AIM: With so many patents to your name, how were you able to come up with such ideas?
Debdoot: It is all part and parcel of working in a research lab. The goal of researchers is to look for and develop ideas that have a significant impact. One is also expected to drive this impact in both the business world and academic world. Overtime, one does get a playbook on how to convert ideas into patents.
AIM: How does Meesho leverage AI/ML in its business ?
Debdoot: The mission statement of Meesho is to use AI/ML as a sort of enabler to all pillars of e-commerce platforms, marketplace trends, and such. There are a lot of applications on the demand side, like the consumer side where people discover products—be it the feed that one landed on, or opening a different category listing pages on an app or sifting through the search interface itself—AI is being integrated in features like computer vision, virtual assistants, search enablement to improve the user experience. We are also working on the preempt mechanism and, with time and history of user preferences, we will be able to recommend certain products that a user will need in the future. However, a lot of this is serendipitous discovery, where, based on the depth of understanding, the user can be recommended a lot of products, without having a clear shopping intent in that category. Now from the supply side, the scenario is not that different. A lot of applications are largely led by recommendation systems and ranking monitors on a variety of touch points.
AIM: Your vision for the future?
Debdoot: In this day and age, AI has become a prerequisite for a successful business as a major part of the business process has AI/ML techniques integrated into them. However, there are many other industries where AI adoption is still in its infancy. Artificial intelligence has the power to not only transform businesses but also society at large. AI can do well in some variability of large and structured data sets but it struggles to replicate intuition. Natural Language Processing, object detection and image generation are some of the challenges that research institutes and scientists are working to crack. My vision is that AI/ML models create solutions that humans can utilise in various tasks, but not replace humans in any manner.
AIM: What is your point of view on AGI? Have we achieved it yet?
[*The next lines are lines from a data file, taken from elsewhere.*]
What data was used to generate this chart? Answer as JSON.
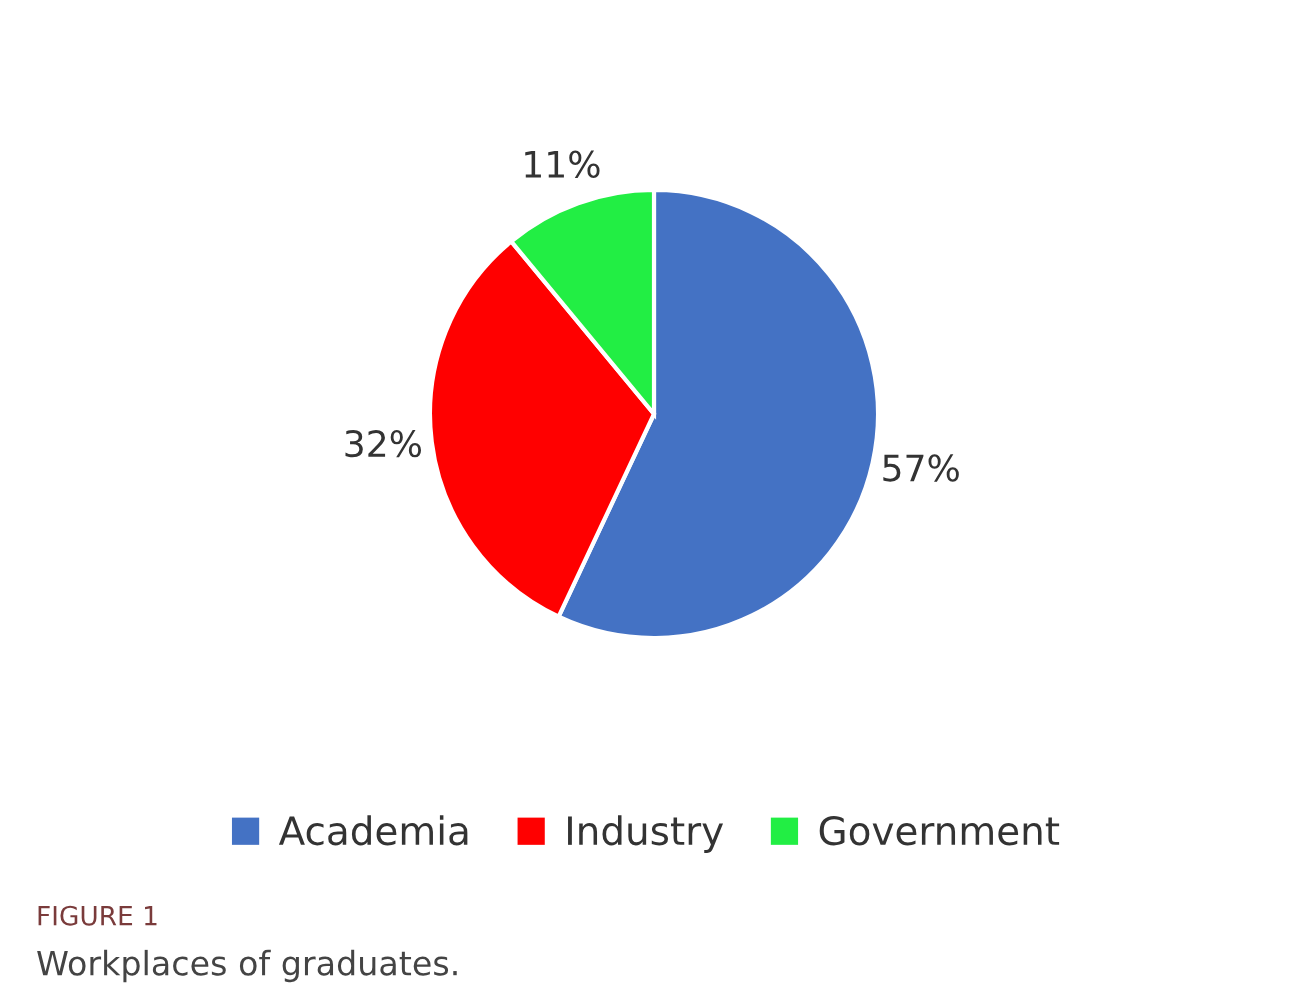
{
  "chart_data": {
    "type": "pie",
    "categories": [
      "Academia",
      "Industry",
      "Government"
    ],
    "values": [
      57,
      32,
      11
    ],
    "colors": [
      "#4472c4",
      "#ff0000",
      "#22ee44"
    ],
    "value_labels": [
      "57%",
      "32%",
      "11%"
    ],
    "legend": "bottom",
    "annotations": [
      "FIGURE 1",
      "Workplaces of graduates."
    ]
  }
}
Debdoot: I’m pretty sure that we haven’t achieved it yet. However, sentience in its essence is fairly subjective, like emotion, perception and so on. AI has not reached the level of human intelligence as a lot of these machines still fall short in comparison to the human brain. Keeping that in mind, the next phase of development is mimicking the workings of the human brain. The metric might not be the same and for most cases, AI requires a lot of data, pre-conditions, and such. One must look into nature for answers. The solution is natural and causal. So far, the end result has been very good. But, we need to fundamentally change the approach and then you can think of getting closer to AGI.